The authors suggested several specific metrics and attainable performance goals. The ratio of tests completed within 1 year to tests ordered should reach 90% or more. Outreach should be conducted to patients who do not complete testing within 1 month of the order. All patients should be contacted with 2 weeks of test results, and those who test negative should be made aware of the appropriate interval for future screening, along with the method of contact.
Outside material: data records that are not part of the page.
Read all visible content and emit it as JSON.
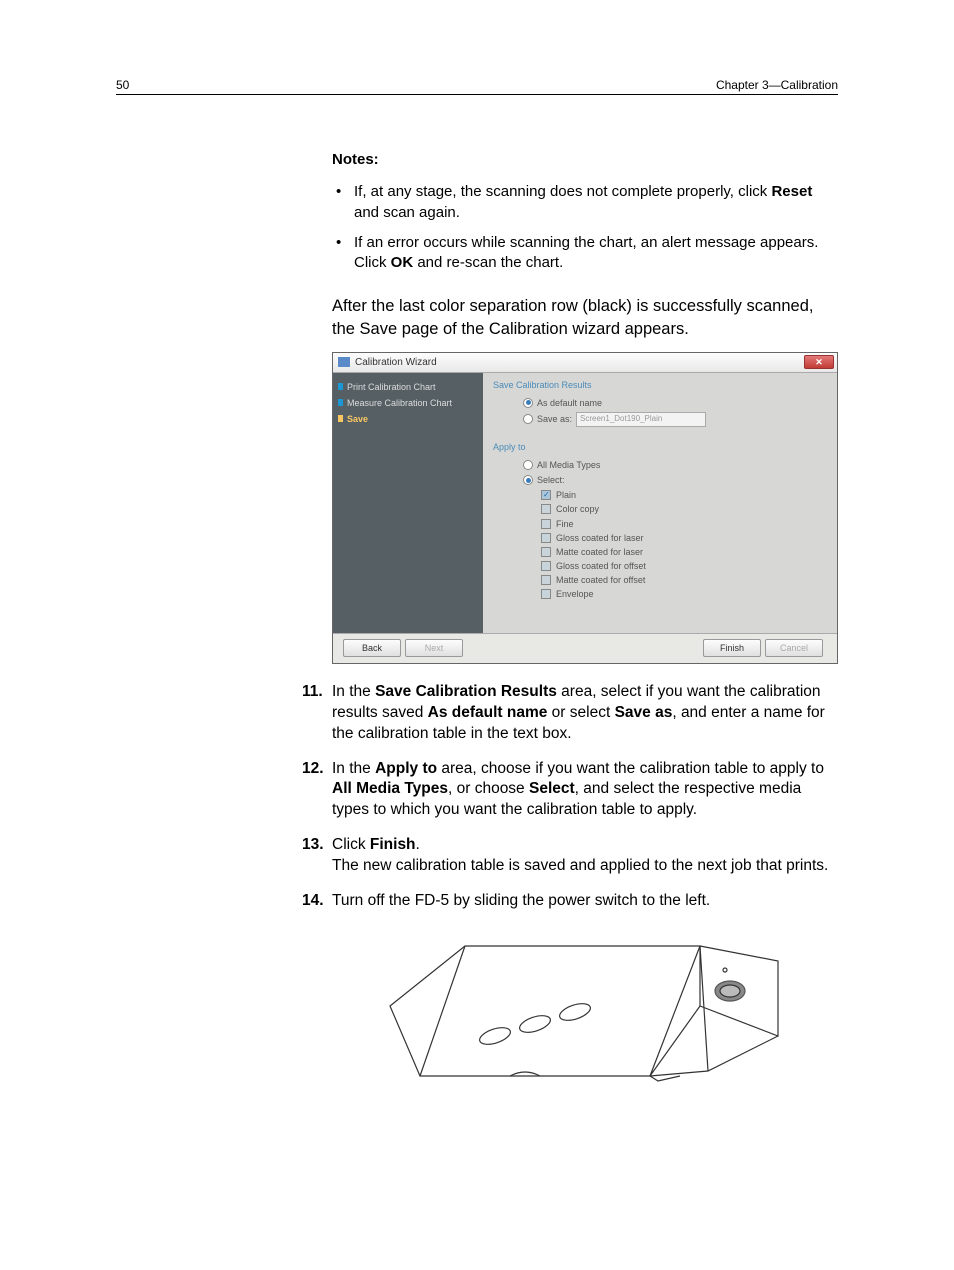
{
  "header": {
    "page_num": "50",
    "chapter": "Chapter 3—Calibration"
  },
  "notes": {
    "heading": "Notes:",
    "items": [
      {
        "pre": "If, at any stage, the scanning does not complete properly, click ",
        "bold": "Reset",
        "post": " and scan again."
      },
      {
        "pre": "If an error occurs while scanning the chart, an alert message appears. Click ",
        "bold": "OK",
        "post": " and re-scan the chart."
      }
    ]
  },
  "intro_para": "After the last color separation row (black) is successfully scanned, the Save page of the Calibration wizard appears.",
  "wizard": {
    "title": "Calibration Wizard",
    "sidebar": {
      "items": [
        "Print Calibration Chart",
        "Measure Calibration Chart",
        "Save"
      ]
    },
    "save_section": "Save Calibration Results",
    "opt_default": "As default name",
    "opt_saveas": "Save as:",
    "saveas_value": "Screen1_Dot190_Plain",
    "apply_label": "Apply to",
    "opt_all": "All Media Types",
    "opt_select": "Select:",
    "media": [
      "Plain",
      "Color copy",
      "Fine",
      "Gloss coated for laser",
      "Matte coated for laser",
      "Gloss coated for offset",
      "Matte coated for offset",
      "Envelope"
    ],
    "buttons": {
      "back": "Back",
      "next": "Next",
      "finish": "Finish",
      "cancel": "Cancel"
    }
  },
  "steps": {
    "s11_num": "11.",
    "s11_p1": "In the ",
    "s11_b1": "Save Calibration Results",
    "s11_p2": " area, select if you want the calibration results saved ",
    "s11_b2": "As default name",
    "s11_p3": " or select ",
    "s11_b3": "Save as",
    "s11_p4": ", and enter a name for the calibration table in the text box.",
    "s12_num": "12.",
    "s12_p1": "In the ",
    "s12_b1": "Apply to",
    "s12_p2": " area, choose if you want the calibration table to apply to ",
    "s12_b2": "All Media Types",
    "s12_p3": ", or choose ",
    "s12_b3": "Select",
    "s12_p4": ", and select the respective media types to which you want the calibration table to apply.",
    "s13_num": "13.",
    "s13_p1": "Click ",
    "s13_b1": "Finish",
    "s13_p2": ".",
    "s13_sub": "The new calibration table is saved and applied to the next job that prints.",
    "s14_num": "14.",
    "s14_text": "Turn off the FD-5 by sliding the power switch to the left."
  }
}
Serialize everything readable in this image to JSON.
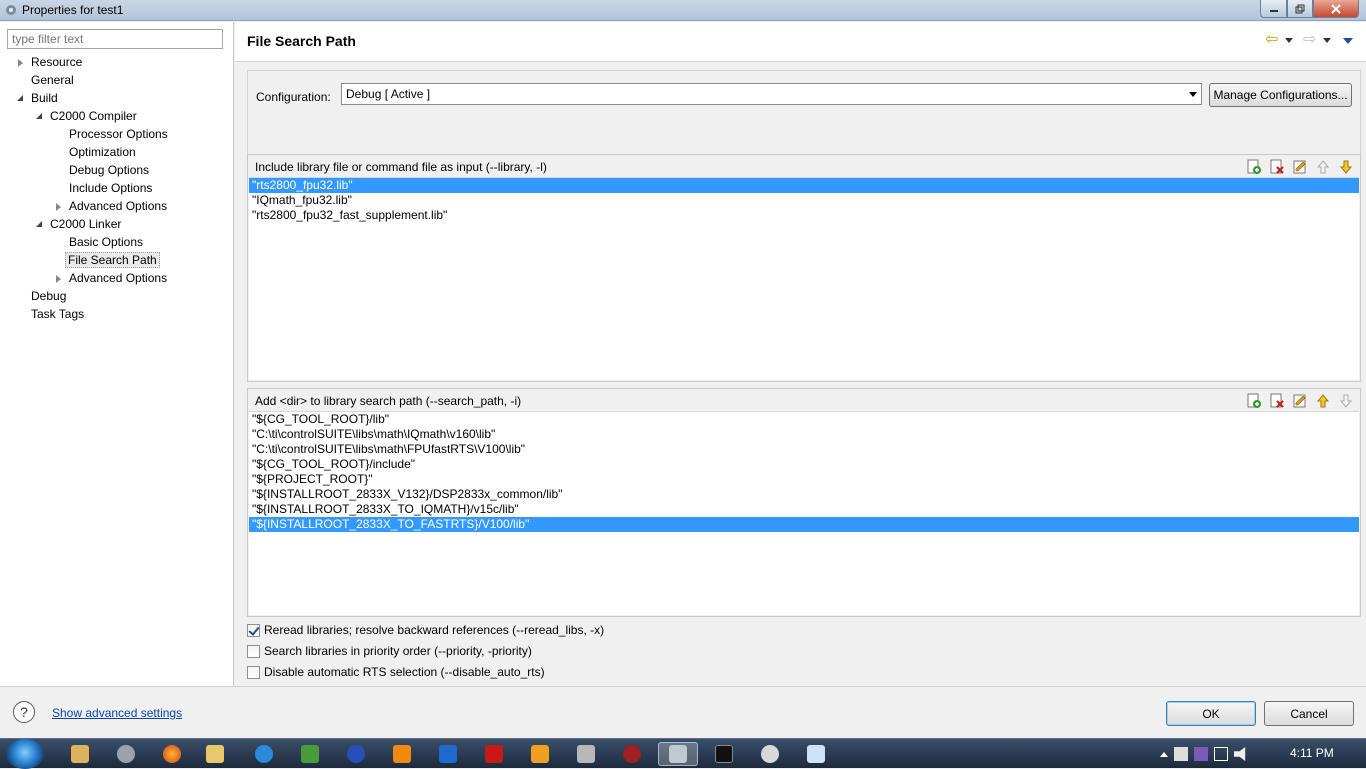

At least 80% of patients who receive a positive test should be offered a colonoscopy date within 3 months, and all within 6 months, because delay past that time is associated with greater risk of AA, CRC, and advanced-stage CRC. Within 6 months of a positive noninvasive test, at least 95% of patients should have undergone a colonoscopy, unless they are too ill, have moved, or cannot be reached. “Quality metrics for noninvasive screening programs should be set and program performance should be measured and ideally reported publicly,” the authors summarized. “Poor adherence at any level should trigger review of established protocols and facilitate change to ensure high-quality screening.”

Two authors disclosed relationships with Freenome and/or Check-Cap, but the third disclosed no conflicts.